A few intelligent ways to spend the next couple of days:
The Miracle at 14,000 Feet by Ronnie Shuker in Roads and Kingdoms. Ice Hockey in Ladakh.
On the big cosmological news of the week, Dark Matter and the Earliest Stars from Sean Carroll’s blog.
Freedom, Private Property, and Public Access by Emrys Westacott at 3QuarksDaily explores an idea that was new to me before researching Out in the Cold – the Nordic notion of allemansrätten, or “Everyman’s rights,” the freedom to walk wherever one pleases.
Algorithms and the Meaning of Explanation by Daniel Ranard, also at 3Quarks Daily. A primer on machine learning that’s more interesting than it sounds.

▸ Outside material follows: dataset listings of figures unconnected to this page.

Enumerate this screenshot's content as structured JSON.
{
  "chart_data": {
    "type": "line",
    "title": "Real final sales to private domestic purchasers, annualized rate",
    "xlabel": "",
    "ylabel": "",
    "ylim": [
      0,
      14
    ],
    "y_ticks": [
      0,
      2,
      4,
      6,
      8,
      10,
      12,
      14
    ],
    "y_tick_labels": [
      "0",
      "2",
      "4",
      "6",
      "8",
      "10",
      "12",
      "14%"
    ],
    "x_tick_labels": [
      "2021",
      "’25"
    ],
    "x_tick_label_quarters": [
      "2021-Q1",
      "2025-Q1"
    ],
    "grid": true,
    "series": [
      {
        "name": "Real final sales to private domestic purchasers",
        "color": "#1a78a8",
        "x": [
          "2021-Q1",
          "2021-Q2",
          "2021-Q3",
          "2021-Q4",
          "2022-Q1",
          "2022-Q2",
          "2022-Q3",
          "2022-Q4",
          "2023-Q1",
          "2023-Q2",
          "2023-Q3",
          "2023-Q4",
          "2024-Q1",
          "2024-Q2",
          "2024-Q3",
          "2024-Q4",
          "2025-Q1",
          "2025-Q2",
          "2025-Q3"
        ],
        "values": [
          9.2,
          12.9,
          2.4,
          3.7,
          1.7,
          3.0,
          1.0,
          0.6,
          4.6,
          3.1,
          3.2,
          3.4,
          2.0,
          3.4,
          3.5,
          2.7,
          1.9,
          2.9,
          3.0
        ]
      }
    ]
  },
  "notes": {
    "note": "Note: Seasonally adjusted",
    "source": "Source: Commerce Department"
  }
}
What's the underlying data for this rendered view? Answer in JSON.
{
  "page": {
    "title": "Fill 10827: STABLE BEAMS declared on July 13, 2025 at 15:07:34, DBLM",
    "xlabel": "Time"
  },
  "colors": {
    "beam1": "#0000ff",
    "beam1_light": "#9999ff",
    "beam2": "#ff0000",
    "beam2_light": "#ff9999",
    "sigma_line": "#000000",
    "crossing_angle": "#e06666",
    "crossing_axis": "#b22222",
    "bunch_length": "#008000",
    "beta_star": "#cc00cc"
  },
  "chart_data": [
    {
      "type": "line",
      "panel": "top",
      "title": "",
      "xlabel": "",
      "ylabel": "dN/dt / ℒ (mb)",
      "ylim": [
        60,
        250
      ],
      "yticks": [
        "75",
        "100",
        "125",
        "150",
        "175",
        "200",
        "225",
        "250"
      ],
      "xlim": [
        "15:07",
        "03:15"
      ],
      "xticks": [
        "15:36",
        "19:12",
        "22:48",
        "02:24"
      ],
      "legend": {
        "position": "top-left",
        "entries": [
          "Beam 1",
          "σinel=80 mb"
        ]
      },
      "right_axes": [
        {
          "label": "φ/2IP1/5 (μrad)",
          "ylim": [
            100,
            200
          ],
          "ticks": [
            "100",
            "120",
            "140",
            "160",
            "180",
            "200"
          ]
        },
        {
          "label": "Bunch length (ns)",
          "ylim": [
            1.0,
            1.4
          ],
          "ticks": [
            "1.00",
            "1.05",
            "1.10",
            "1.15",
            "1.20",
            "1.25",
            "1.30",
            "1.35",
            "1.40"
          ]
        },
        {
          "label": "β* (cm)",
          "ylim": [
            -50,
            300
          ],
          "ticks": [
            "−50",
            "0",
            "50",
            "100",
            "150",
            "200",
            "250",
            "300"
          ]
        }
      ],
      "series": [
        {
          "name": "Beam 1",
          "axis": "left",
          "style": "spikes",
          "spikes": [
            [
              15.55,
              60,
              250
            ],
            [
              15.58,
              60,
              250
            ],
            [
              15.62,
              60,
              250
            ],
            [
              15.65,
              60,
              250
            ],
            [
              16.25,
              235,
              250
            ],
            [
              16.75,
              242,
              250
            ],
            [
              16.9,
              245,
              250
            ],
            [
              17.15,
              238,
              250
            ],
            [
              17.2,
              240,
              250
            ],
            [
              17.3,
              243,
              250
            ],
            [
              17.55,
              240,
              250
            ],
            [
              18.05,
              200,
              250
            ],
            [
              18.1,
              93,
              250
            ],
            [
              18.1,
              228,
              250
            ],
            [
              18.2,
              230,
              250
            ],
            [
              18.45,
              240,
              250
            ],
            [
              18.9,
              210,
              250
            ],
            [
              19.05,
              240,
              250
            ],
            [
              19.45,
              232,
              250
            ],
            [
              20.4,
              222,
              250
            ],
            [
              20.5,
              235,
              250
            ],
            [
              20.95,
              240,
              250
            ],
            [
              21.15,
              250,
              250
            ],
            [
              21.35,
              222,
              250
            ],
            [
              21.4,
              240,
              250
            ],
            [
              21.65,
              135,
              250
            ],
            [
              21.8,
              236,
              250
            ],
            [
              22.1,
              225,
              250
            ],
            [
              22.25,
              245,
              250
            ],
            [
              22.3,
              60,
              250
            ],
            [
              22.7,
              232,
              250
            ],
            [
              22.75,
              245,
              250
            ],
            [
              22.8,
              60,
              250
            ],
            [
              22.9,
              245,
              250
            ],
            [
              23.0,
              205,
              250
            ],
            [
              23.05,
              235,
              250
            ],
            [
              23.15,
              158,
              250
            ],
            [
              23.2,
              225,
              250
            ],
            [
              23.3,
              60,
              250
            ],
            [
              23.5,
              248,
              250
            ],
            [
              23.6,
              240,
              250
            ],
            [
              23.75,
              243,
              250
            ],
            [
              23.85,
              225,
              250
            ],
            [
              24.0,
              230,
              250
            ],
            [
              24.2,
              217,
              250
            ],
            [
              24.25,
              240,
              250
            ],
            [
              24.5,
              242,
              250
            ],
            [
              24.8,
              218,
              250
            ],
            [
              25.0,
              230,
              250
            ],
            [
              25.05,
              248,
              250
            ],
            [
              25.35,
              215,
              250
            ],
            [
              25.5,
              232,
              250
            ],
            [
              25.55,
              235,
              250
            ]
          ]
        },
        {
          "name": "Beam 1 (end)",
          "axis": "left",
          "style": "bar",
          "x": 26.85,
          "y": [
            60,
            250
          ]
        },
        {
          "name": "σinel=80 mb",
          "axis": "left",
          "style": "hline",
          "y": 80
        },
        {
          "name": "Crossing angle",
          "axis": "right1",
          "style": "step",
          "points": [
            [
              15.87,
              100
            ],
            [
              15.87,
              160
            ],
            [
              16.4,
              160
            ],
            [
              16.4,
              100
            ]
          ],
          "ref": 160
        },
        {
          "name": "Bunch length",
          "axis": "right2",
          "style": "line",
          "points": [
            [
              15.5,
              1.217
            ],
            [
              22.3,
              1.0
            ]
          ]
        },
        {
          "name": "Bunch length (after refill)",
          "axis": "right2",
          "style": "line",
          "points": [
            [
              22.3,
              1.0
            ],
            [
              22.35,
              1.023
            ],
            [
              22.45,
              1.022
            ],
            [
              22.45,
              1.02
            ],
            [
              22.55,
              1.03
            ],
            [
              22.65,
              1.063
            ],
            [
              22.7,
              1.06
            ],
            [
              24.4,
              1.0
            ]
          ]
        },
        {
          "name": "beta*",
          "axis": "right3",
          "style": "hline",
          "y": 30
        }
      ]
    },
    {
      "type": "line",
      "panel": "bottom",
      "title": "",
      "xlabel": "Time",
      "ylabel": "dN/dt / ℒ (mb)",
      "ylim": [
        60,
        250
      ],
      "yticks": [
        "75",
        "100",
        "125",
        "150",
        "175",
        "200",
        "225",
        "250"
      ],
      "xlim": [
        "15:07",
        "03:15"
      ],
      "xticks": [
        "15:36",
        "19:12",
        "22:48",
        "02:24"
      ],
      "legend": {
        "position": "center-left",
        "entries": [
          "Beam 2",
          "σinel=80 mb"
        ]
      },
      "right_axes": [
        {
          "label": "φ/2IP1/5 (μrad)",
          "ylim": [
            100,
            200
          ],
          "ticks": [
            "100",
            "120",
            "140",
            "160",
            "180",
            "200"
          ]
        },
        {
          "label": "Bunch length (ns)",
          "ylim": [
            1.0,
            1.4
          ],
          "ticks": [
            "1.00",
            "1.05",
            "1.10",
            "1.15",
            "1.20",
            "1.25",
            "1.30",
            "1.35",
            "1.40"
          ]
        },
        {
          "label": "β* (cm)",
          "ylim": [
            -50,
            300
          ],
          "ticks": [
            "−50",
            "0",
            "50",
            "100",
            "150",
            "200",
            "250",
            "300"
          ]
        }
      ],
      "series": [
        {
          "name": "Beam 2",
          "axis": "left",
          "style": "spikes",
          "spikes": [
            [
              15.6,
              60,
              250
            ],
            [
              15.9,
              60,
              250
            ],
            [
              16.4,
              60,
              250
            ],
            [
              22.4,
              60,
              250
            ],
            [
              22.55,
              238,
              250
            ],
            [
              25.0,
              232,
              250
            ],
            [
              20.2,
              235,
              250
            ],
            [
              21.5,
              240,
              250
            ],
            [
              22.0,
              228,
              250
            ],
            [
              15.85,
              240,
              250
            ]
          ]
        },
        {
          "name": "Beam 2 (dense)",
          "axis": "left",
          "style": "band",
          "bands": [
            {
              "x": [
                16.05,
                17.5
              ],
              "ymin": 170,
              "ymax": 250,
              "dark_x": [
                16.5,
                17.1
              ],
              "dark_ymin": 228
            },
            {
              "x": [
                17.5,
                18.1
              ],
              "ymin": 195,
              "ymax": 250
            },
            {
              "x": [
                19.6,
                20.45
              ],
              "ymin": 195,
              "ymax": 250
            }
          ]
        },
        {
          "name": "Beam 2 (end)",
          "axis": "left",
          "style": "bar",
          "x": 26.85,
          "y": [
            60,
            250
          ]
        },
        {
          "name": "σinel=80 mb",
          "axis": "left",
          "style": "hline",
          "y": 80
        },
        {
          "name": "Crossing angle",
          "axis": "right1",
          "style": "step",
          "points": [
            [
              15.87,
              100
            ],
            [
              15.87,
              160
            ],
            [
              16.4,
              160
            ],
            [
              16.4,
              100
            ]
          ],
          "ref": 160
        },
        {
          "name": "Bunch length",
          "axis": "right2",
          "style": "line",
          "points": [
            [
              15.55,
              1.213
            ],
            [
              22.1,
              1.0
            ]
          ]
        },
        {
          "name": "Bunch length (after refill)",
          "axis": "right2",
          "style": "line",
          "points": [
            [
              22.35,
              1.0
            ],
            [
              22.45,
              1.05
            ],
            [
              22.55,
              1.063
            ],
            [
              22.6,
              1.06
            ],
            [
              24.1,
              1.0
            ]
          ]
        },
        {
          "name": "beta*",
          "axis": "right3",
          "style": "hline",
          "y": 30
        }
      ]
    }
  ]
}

“You’re Fake News” The Unfortunate Reality of the Ad Hominem by Elio Martino in Quillette. Depressing quote:
“Lazy and abusive rhetoric is an effective means of silencing of healthy debate. As a result, polarization in Western Society is likely to get far worse before it gets better.”
Hitler Looks Eastward by Henry C. Wolfe in the Atlantic magazine in 1937. A prediction of the Reich’s expansion written two tears before the invasion of Poland.
Sacrifice Revisited by Audrey Borowski in the LARB’s Marginalia. The quote:
“… ethical self-awareness makes it quite clear that there are situations— tragic situations—in which it is impossible to act without burdening oneself with guilt [the famous “trolley dilemma“]. But at the same time it teaches us that, even faced with the choice of two ways of incurring guilt, we should still find that there is a standard attaching to correct and incorrect action. This standard we call sacrifice.”
You can’t read everything. So instead of reading the book Adults in the Room, here are two reviews of the memoir of former Greek Finance Minister Yanis Varoufakis about his trials negotiating on behalf of Greece in the Eurozone crisis: Modern Greek Tragedy by Adam Tooze in the NYRB and Austerity by Design by J.W. Mason in the Boston Review (which is itself the length of a small book).
Summary, from Tooze:
“In order to avoid a comprehensive restructuring of their banks, the governments of Northern Europe … funneled funds to Athens, most of which then flowed back out to Greece’s creditor banks in Northern Europe…. It was neither sustainable for Greece nor did it deliver stability for the eurozone. Its ultimate rationale … was to give Northern Europe a roundabout bank bailout.”
Enough for now. Happy reading, and a good weekend to you.